Beberapa bulan sebelum Muktamar, kerja-kerja spiritual telah dilakukan oleh Gus Dur. Pada musim haji sebelum muktamar, ia mengajak sejumlah sahabatnya untuk menunaikan ibadah haji. Mereka berangkat atas undangan dari Kerajaan Arab Saudi secara mendadak. Kesepuluh orang yang turut berhaji itu kata Haji Masnuh – sebagaimana dicatat oleh Gus Ainurrofiq Jombang – adalah Gus Dur, Gus Amanullah (Tambakberas), Gus Nu’man (Kajen), Gus Muadz (Kajen), KH. Muhtadi (Banyuwangi), Gus Jakfar Shodiq (kakak Kiai Said Aqil Siradj), Haji Anwar (Gresik), adik Haji Anwar (Haji Masnuh lupa namanya), Haji Sulaiman (Jakarta), dan Haji Masnuh sendiri.

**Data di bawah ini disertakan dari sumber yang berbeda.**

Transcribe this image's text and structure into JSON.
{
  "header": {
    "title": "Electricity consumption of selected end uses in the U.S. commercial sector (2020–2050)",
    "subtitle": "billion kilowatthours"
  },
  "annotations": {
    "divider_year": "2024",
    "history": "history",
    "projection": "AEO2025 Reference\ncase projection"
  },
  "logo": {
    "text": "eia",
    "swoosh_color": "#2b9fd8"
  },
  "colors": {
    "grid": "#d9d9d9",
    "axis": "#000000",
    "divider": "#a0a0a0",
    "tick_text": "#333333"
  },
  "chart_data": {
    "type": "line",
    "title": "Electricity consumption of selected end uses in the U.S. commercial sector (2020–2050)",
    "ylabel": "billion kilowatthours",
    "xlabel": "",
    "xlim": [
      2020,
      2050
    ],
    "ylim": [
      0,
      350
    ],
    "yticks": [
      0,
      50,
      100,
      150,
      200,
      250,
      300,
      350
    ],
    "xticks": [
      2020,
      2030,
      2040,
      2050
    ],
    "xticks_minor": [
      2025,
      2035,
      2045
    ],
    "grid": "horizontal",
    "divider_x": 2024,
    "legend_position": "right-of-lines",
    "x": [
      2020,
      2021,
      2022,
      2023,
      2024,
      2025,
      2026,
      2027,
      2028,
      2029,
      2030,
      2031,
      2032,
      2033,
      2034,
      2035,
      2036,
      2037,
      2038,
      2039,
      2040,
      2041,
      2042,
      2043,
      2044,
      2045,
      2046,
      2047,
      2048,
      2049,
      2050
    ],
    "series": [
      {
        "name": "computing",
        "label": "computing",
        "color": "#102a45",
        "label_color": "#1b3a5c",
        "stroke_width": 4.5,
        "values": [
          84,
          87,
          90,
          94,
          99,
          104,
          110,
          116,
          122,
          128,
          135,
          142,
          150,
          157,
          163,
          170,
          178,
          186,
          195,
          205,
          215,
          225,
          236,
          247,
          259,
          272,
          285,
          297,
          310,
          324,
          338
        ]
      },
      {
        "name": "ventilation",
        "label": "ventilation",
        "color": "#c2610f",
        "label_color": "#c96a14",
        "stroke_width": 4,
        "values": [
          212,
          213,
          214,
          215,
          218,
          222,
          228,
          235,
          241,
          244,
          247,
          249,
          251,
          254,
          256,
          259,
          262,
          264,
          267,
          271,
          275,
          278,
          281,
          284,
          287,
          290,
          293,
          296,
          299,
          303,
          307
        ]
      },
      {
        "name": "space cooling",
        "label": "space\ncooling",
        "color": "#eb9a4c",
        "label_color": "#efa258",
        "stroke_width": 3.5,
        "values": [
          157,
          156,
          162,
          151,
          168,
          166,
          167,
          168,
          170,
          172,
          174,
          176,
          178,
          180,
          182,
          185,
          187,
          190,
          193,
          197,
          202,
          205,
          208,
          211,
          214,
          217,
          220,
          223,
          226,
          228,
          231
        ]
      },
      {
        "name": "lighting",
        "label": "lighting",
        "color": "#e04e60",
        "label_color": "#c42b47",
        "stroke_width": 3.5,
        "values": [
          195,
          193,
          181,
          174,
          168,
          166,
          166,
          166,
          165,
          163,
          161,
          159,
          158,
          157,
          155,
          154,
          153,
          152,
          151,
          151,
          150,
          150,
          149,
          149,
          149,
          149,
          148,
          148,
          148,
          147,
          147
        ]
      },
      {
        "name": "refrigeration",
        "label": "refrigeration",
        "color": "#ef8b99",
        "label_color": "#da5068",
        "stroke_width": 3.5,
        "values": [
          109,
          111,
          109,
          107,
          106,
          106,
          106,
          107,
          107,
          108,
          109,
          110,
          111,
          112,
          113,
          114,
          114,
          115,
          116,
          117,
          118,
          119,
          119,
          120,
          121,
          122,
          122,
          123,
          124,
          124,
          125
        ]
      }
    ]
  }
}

Mereka menunaikan wukuf di Arofah sembari menjalan misi khusus. Mereka berdoa untuk memohon petunjuk guna menyelamatkan NU. Dari hasil tirakat di padang Arofah itu, melalui petunjuk yang dilewatkan pada Haji Masnuh, Gus Dur optimis bakal mampu melewati ujian menghadapi rezim.

Haji Masnuh kala itu melihat langit Arofah terbelah dan tampak sembilan matahari yang bersinar terang. Hal ini oleh Gus Dur dimaknai sebagai pertanda NU bakal selamat. Jumlah sembilan memang identik dengan NU yang logonya terdapat bintang sembilannya.

Keterlibatan Kiai Muhtadi tak sebatas sampai di sana. Ia pun turut hadir di muktamar yang dijaga ketat oleh aparat tersebut. Ia berangkat menjelang Muktamar dan ditemani oleh putra sulungnya, Gus Ainul Yaqin.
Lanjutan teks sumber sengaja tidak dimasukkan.